In 2022, Brazil’s Superior Court of Justice (Superior Tribunal de JustiçaSTJ) addressed this issue in *REsp 1.938.867/SP*. A construction company’s contract with an insured party included an arbitration clause. After paying a claim, the insurer sought subrogation against the company in court. The STJ ruled that the insurer was bound by the arbitration clause, as subrogation transfers not only rights but also procedural obligations. The court emphasized that insurers “cannot enjoy the benefits of the contract while evading its burdens.” This aligns Brazil with jurisdictions like France and Germany, reinforcing the global trend of holding insurers to arbitration clauses in insureds’ contracts.

Similarly, French courts have upheld the enforceability of arbitration agreements in subrogation cases — particularly in maritime disputes involving bills of lading. German law, while less developed on this front, recognizes the theoretical basis for applying arbitration agreements to insurers acting through subrogation, especially under Section 86 of the German Insurance Contract Act.

Successful Arbitration Between Insurers and Third Parties

Arbitral Tribunals: A Consistent Approach

Although many arbitration awards remain confidential, reported cases and institutional commentaries (e.g. ICC, LCIA) confirm a consistent approach: tribunals routinely accept jurisdiction over disputes brought by or against subrogated insurers, even where the insurer is not a signatory. The key factor remains whether the insurer is exercising rights strictly under the insured’s contract.
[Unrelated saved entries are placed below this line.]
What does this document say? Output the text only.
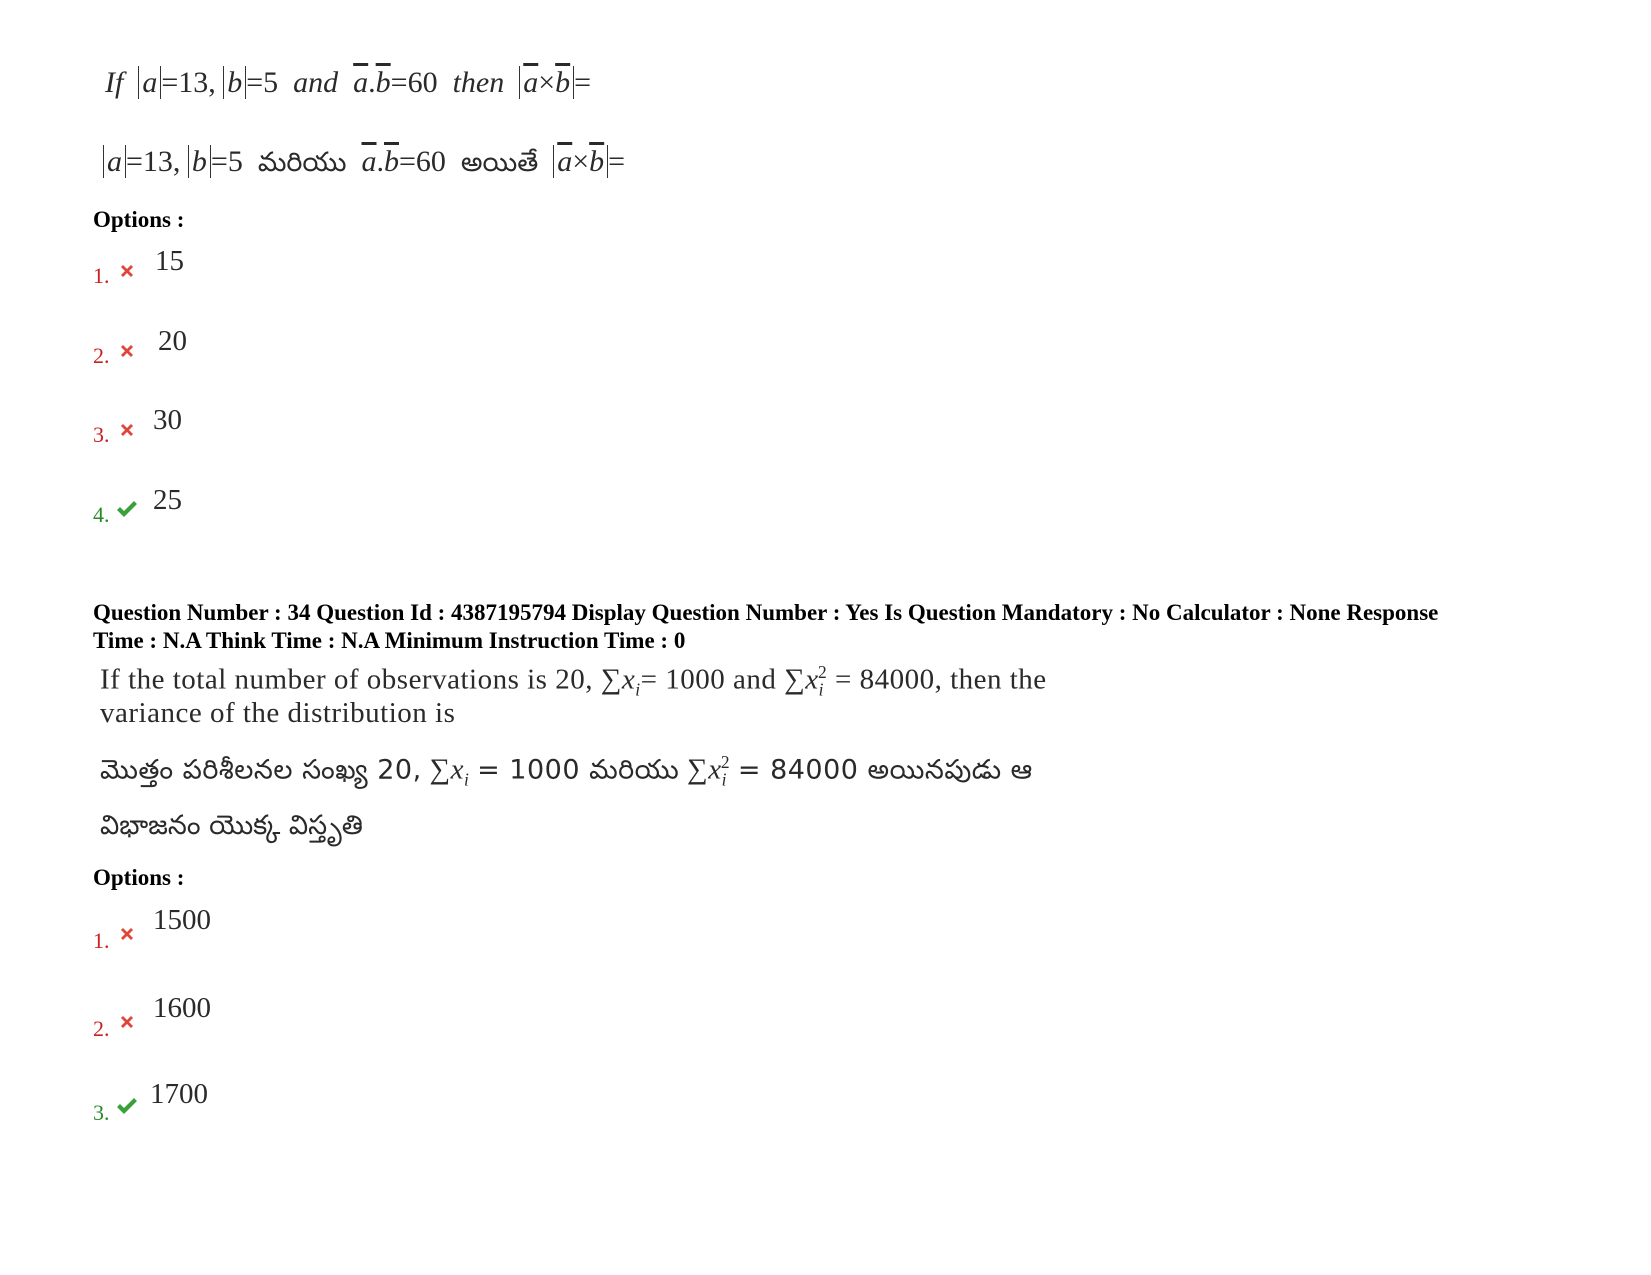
If a =13, b =5 and $\overline{a}.\overline{b}=60$ then $\overline{a}\times\overline{b}$ =
a =13, b =5 మరియు $\overline{a}.\overline{b}=60$ అయితే $\overline{a}\times\overline{b}$ =
Options :
1. 15
2. 20
3. 30
4. 25
Question Number : 34 Question Id : 4387195794 Display Question Number : Yes Is Question Mandatory : No Calculator : None Response
Time : N.A Think Time : N.A Minimum Instruction Time : 0
If the total number of observations is 20, $\sum x_i= 1000$ and $\sum x_i^2 = 84000$, then the
variance of the distribution is
మొత్తం పరిశీలనల సంఖ్య 20, $\sum x_i = 1000$ మరియు $\sum x_i^2 = 84000$ అయినపుడు ఆ
విభాజనం యొక్క విస్తృతి
Options :
1.
1500
2.
1600
3.
1700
There are cases where enforcement of awards has been challenged on the grounds that arbitration clause was not enforceable between the insurer and the

M/T Prestige Litigation: In this case, the English Court of Appeal held that non-signatory third parties, such as France and Spain, who were granted rights under Spanish law to claim against an insurer, were bound by the arbitration agreement in the insurance contract. The court emphasized that the rights conferred were subject to the terms of the contract, including the arbitration clause.

Practical Takeaways

For insurers, the message is clear: pursuing a subrogated claim based on a contract may also require accepting its dispute resolution framework, including arbitration. For third parties, arbitration clauses are not merely shields — they can be used offensively to require arbitration, even where the counterparty is a non-signatory insurer. Drafting contracts with this in mind is increasingly essential, particularly in cross-border, high-value commercial arrangements.

It is established law that where a non-contractual party i.e. an insurer acquires rights under a contract between two other parties, as in the case of contracts of insurance by way of subrogation. Where the contract contains an arbitration agreement, the non-contractual party can only pursue a claim in arbitration to the exclusion of other forums.
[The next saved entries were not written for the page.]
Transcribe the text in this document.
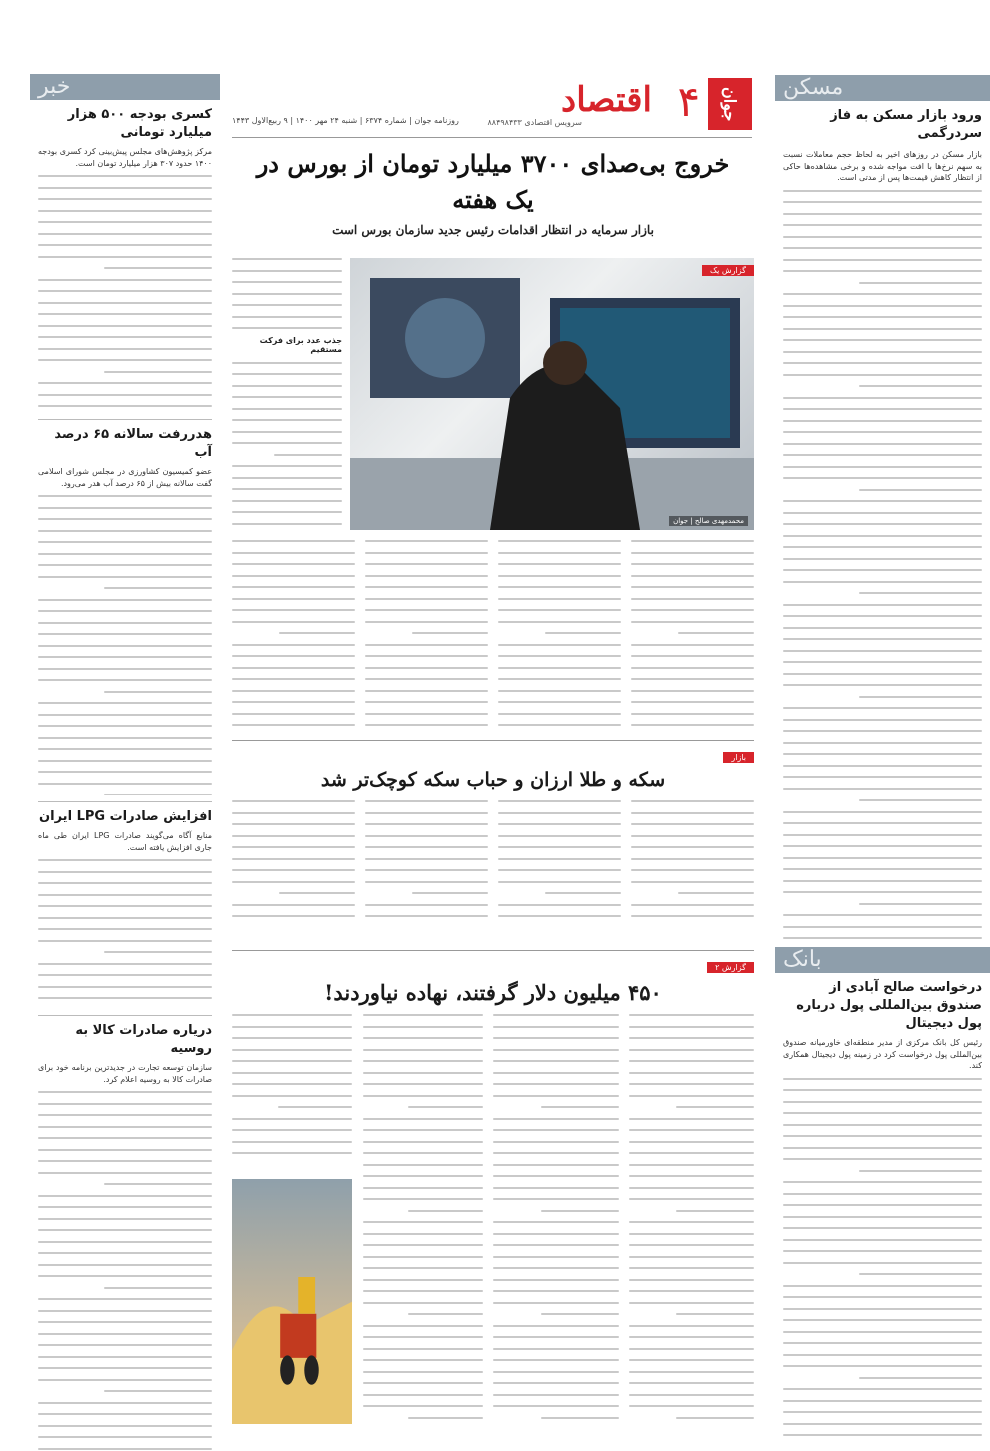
مسکن
ورود بازار مسکن به فاز سردرگمی
بازار مسکن در روزهای اخیر به لحاظ حجم معاملات نسبت به سهم نرخ‌ها با افت مواجه شده و برخی مشاهده‌ها حاکی از انتظار کاهش قیمت‌ها پس از مدتی است.
بانک
درخواست صالح آبادی از صندوق بین‌المللی پول درباره پول دیجیتال
رئیس کل بانک مرکزی از مدیر منطقه‌ای خاورمیانه صندوق بین‌المللی پول درخواست کرد در زمینه پول دیجیتال همکاری کند.
خبر
کسری بودجه ۵۰۰ هزار میلیارد تومانی
مرکز پژوهش‌های مجلس پیش‌بینی کرد کسری بودجه ۱۴۰۰ حدود ۳۰۷ هزار میلیارد تومان است.
هدررفت سالانه ۶۵ درصد آب
عضو کمیسیون کشاورزی در مجلس شورای اسلامی گفت سالانه بیش از ۶۵ درصد آب هدر می‌رود.
افزایش صادرات LPG ایران
منابع آگاه می‌گویند صادرات LPG ایران طی ماه جاری افزایش یافته است.
دریاره صادرات کالا به روسیه
سازمان توسعه تجارت در جدیدترین برنامه خود برای صادرات کالا به روسیه اعلام کرد.
جوان
۴
اقتصاد
سرویس اقتصادی ۸۸۴۹۸۴۳۳
روزنامه جوان | شماره ۶۳۷۴ | شنبه ۲۴ مهر ۱۴۰۰ | ۹ ربیع‌الاول ۱۴۴۳
خروج بی‌صدای ۳۷۰۰ میلیارد تومان از بورس در یک هفته
بازار سرمایه در انتظار اقدامات رئیس جدید سازمان بورس است
گزارش یک
محمدمهدی صالح | جوان
جذب عدد برای فرکت مستقیم
بازار
سکه و طلا ارزان و حباب سکه کوچک‌تر شد
گزارش ۲
۴۵۰ میلیون دلار گرفتند، نهاده نیاوردند!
To avoid pitfalls, insurers should understand the practical implications:

  1. For Insurers: When pursuing subrogated claims, insurers should anticipate potential arbitration obligations inherited from the insured's contracts.​
  2. For Third Parties: Entities facing claims from subrogated insurers can often compel arbitration, provided the original contract with the insured contained an arbitration clause.​
  3. For Contract Drafters: Clearly articulating arbitration clauses and considering their applicability to successors and assigns can preempt jurisdictional disputes.​

Final Thought

Arbitration agreements travel with the rights they govern. Where an insurer’s rights are derivative of the insured’s, those rights — and the arbitration obligations that come with them — can be enforced by and against third parties. As international arbitration continues to expand into insurance recovery disputes, these principles will only grow in importance.

In conclusion, while third parties may raise jurisdictional objections against subrogated insurers in arbitration proceedings, prevailing legal principles and case law across multiple jurisdictions support the enforceability of arbitration clauses in such contexts.